Sault
"Nine"
(Forever Living Originals)
Sault also, schon wieder? Hatten die nicht schon im vergangenen Jahr mit "Untitled (Black)" und "Untitled (Rise)" zwei fulminante Alben am Start? Nun, weil das Londoner Kunst-Kollektiv zuallererst schwarz und politisch ist, erscheint die Antwort auf die Frage recht einfach: Solange es Probleme gibt, die mit ihrer Herkunft, mit ihrer Geschichte und ihrer Hautfarbe in Verbindung stehen, solange werden auch Sault da sein und Musik darüber und dazu machen. Und man kann nicht behaupten, dass es im Königreich derzeit an Problemen mangelt - Rassismus, Nationalismus und Fremdenhass sind dabei nur einige von vielen, die dieses Land momentan mächtig aufwühlen. Auch deshalb also "Nine". Aber nur vergleichsweise kurz. Denn diese neue Platte, die fünfte nach "5", "7" und den beiden oben genannten, soll nur für ganze 99 Tage zum Verkauf stehen, danach werden zumindest die offiziellen Tonträger inklusive Stream wieder aus dem Schaufenster genommen, wohl allen, die sich vorher damit versorgt haben.
Dass es kein Fehler ist, sich auch die neuen Songs zu sichern, wird schnell klar. Denn wie schon zuvor, so sind auch diese zehn Tracks eine fabelhafte Mischung aus vielem, was schwarze Musik heute zu bieten hat. Als da wären Jazz, Hip-Hop, RnB, Soul, Dub und diverse Spielarten zeitgemäßen Dancepops. Aber wie gesagt - alles politisch.

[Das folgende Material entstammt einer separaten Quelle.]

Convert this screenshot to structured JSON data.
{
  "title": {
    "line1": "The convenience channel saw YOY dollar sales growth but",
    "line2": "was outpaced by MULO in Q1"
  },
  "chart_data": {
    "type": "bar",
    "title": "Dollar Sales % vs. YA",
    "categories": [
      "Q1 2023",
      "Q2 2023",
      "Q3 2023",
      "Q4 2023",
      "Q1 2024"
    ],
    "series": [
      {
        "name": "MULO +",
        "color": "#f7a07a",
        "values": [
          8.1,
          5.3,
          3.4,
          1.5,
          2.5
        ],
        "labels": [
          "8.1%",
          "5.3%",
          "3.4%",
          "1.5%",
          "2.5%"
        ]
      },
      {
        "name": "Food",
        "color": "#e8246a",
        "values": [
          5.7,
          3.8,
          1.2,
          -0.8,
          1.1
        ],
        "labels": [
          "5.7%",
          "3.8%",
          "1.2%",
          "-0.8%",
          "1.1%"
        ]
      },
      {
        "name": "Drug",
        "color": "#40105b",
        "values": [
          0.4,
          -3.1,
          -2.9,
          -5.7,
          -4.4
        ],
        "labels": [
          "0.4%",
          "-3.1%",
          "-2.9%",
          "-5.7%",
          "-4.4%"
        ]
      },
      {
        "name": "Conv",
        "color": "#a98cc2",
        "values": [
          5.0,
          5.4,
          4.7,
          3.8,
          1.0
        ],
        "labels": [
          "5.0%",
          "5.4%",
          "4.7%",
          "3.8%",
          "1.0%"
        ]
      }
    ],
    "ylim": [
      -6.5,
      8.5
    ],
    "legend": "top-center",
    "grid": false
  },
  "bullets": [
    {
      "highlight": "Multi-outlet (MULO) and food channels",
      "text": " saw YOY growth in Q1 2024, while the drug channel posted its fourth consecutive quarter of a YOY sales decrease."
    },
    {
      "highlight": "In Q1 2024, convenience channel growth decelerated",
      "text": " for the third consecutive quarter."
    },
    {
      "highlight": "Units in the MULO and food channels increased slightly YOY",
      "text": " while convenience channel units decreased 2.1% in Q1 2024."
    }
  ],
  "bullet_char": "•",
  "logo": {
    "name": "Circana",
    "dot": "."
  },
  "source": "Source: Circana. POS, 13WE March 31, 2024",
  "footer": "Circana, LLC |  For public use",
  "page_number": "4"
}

Sault sind ohne Anspruch und Haltung nicht zu bekommen und genau deshalb momentan unverzichtbar. Los geht's mit straffen Breakbeats über die "London Gangs", gefolgt von einer Art perkussivem Straßenkampflied "Trap Life", wo es heißt: "We trap on these blocks and we don't trust these cops, tell me who's taking shots, shots, shots - I wanna be free, free my mam' and my mind, 'cause we're locked up inside ..." Der krasseste Track auf dem Album ist wohl "Fear", es geht um die Wut der Ausgegrenzten, Benachteiligten, darum, dass man als People Of Colour quasi zur Beweislast gezwungen wird, das Unrecht immer und immer wieder aufzuzeigen, obwohl es doch jeder und jedem längst bewusst sein sollte.

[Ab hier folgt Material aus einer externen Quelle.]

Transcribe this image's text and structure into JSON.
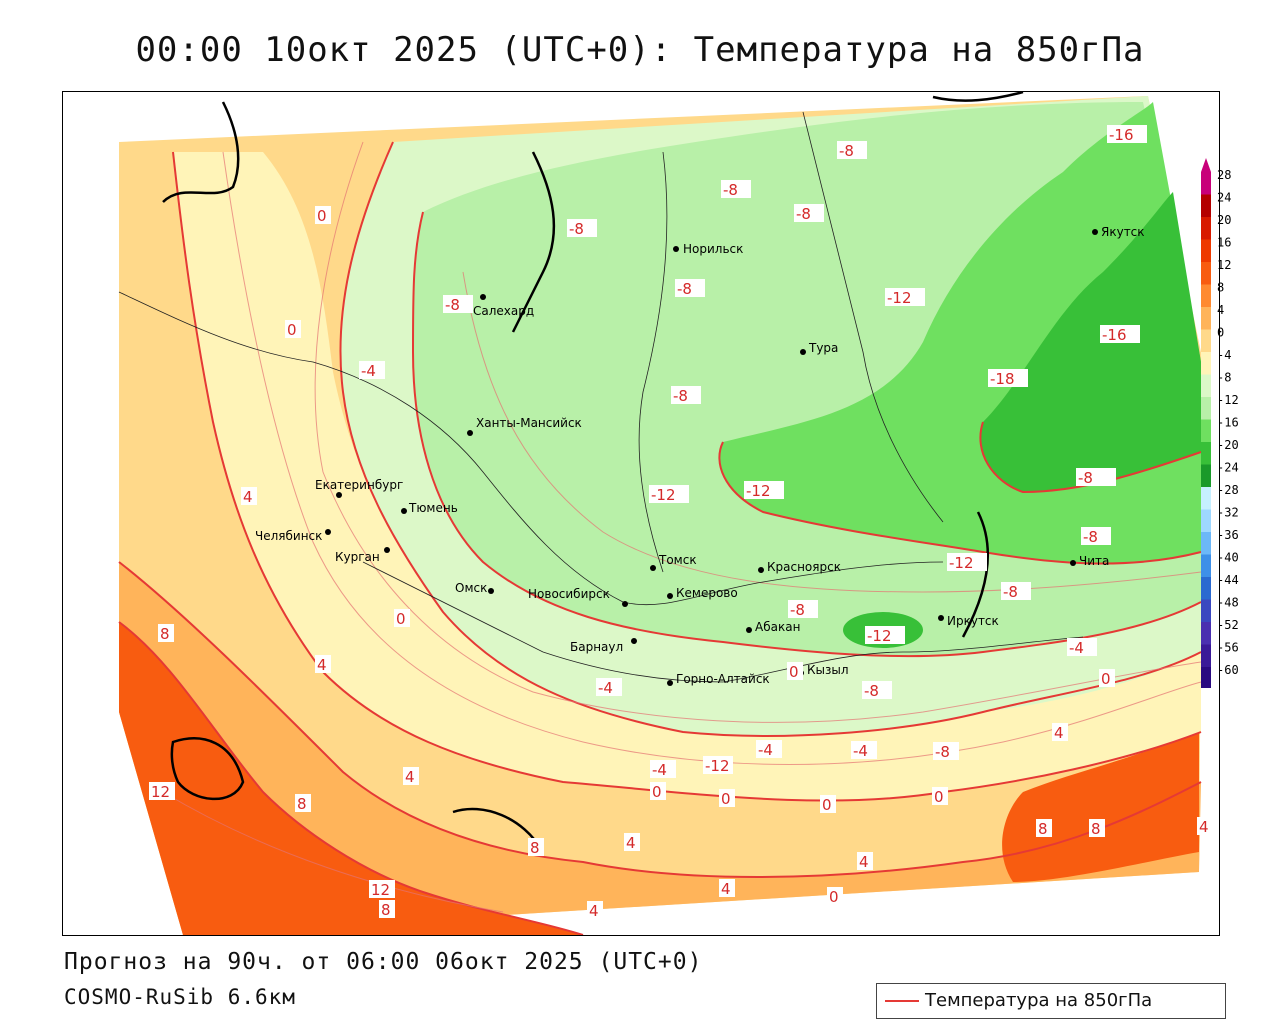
{
  "title": "00:00 10окт 2025 (UTC+0): Температура на 850гПа",
  "footer": {
    "forecast": "Прогноз на 90ч. от 06:00 06окт 2025 (UTC+0)",
    "model": "COSMO-RuSib 6.6км"
  },
  "legend": {
    "label": "Температура на 850гПа",
    "line_color": "#e53935"
  },
  "colorbar": {
    "labels": [
      "28",
      "24",
      "20",
      "16",
      "12",
      "8",
      "4",
      "0",
      "-4",
      "-8",
      "-12",
      "-16",
      "-20",
      "-24",
      "-28",
      "-32",
      "-36",
      "-40",
      "-44",
      "-48",
      "-52",
      "-56",
      "-60"
    ],
    "colors": [
      "#c8007a",
      "#b40000",
      "#d81a00",
      "#ee3a00",
      "#f85c10",
      "#ff8a30",
      "#ffb45a",
      "#ffd98a",
      "#fff4b8",
      "#dcf8c8",
      "#b8f0a8",
      "#6fe060",
      "#38c038",
      "#1a9a2a",
      "#c6f0ff",
      "#9ed8ff",
      "#6cb8f8",
      "#3e90e8",
      "#2a6ad0",
      "#3a48c0",
      "#4a30b0",
      "#3a1a98",
      "#2a0a80",
      "#6a1aa8"
    ]
  },
  "cities": [
    {
      "name": "Норильск"
    },
    {
      "name": "Якутск"
    },
    {
      "name": "Салехард"
    },
    {
      "name": "Тура"
    },
    {
      "name": "Ханты-Мансийск"
    },
    {
      "name": "Екатеринбург"
    },
    {
      "name": "Тюмень"
    },
    {
      "name": "Челябинск"
    },
    {
      "name": "Курган"
    },
    {
      "name": "Омск"
    },
    {
      "name": "Томск"
    },
    {
      "name": "Новосибирск"
    },
    {
      "name": "Кемерово"
    },
    {
      "name": "Красноярск"
    },
    {
      "name": "Барнаул"
    },
    {
      "name": "Абакан"
    },
    {
      "name": "Иркутск"
    },
    {
      "name": "Чита"
    },
    {
      "name": "Горно-Алтайск"
    },
    {
      "name": "Кызыл"
    }
  ],
  "contour_labels": [
    "-16",
    "-8",
    "-8",
    "-8",
    "-8",
    "-8",
    "0",
    "-8",
    "-12",
    "-16",
    "-18",
    "-8",
    "0",
    "-4",
    "-8",
    "-12",
    "-12",
    "-12",
    "-12",
    "-8",
    "4",
    "0",
    "-8",
    "-12",
    "-8",
    "8",
    "4",
    "-4",
    "-4",
    "0",
    "4",
    "12",
    "8",
    "4",
    "-4",
    "-4",
    "-4",
    "-8",
    "0",
    "0",
    "0",
    "0",
    "4",
    "8",
    "8",
    "4",
    "8",
    "4",
    "4",
    "0",
    "12",
    "8",
    "4",
    "4",
    "-8",
    "0"
  ]
}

"Pain is real, can't fake this" formiert sich zum dröhnenden Mantra, unterlegt mit maximal fettem Bass. Solche zornigen Zeilen wechseln in der Folge mit gefühlvollen Tönen ("Bitter Streets"), aufgekratzem Sarkasmus ("You From London", gereimt von Little Sinz) und trauriger Klage ("Alcohol"). Es gibt gesprochene Einspieler aus dem Alltag und ganz zum Schluß ein leidenschaftliches Plädpyer für die Liebe, einmal mehr gesungen von der wunderbaren Cleo Sol, die zum festen Ensemble der Formation gehört: "Without love, it's hard for you to give it a try, so many promises that turn into lies, don't wanna start again and give someone a chance, can't you see the light's in your hands" - schöner und emotionaler hätte das auch Whitntey Houston kaum bringen können. Kein Selbstmitleid, sondern Trost- und Mutmacher, Sault zeigen einmal mehr (und nicht nur musikalisch) das richtige Gespür für das, was diese Zeiten erfordern. Grund genug, die 99 Tage nicht unnötig vertsreichen zu lassen.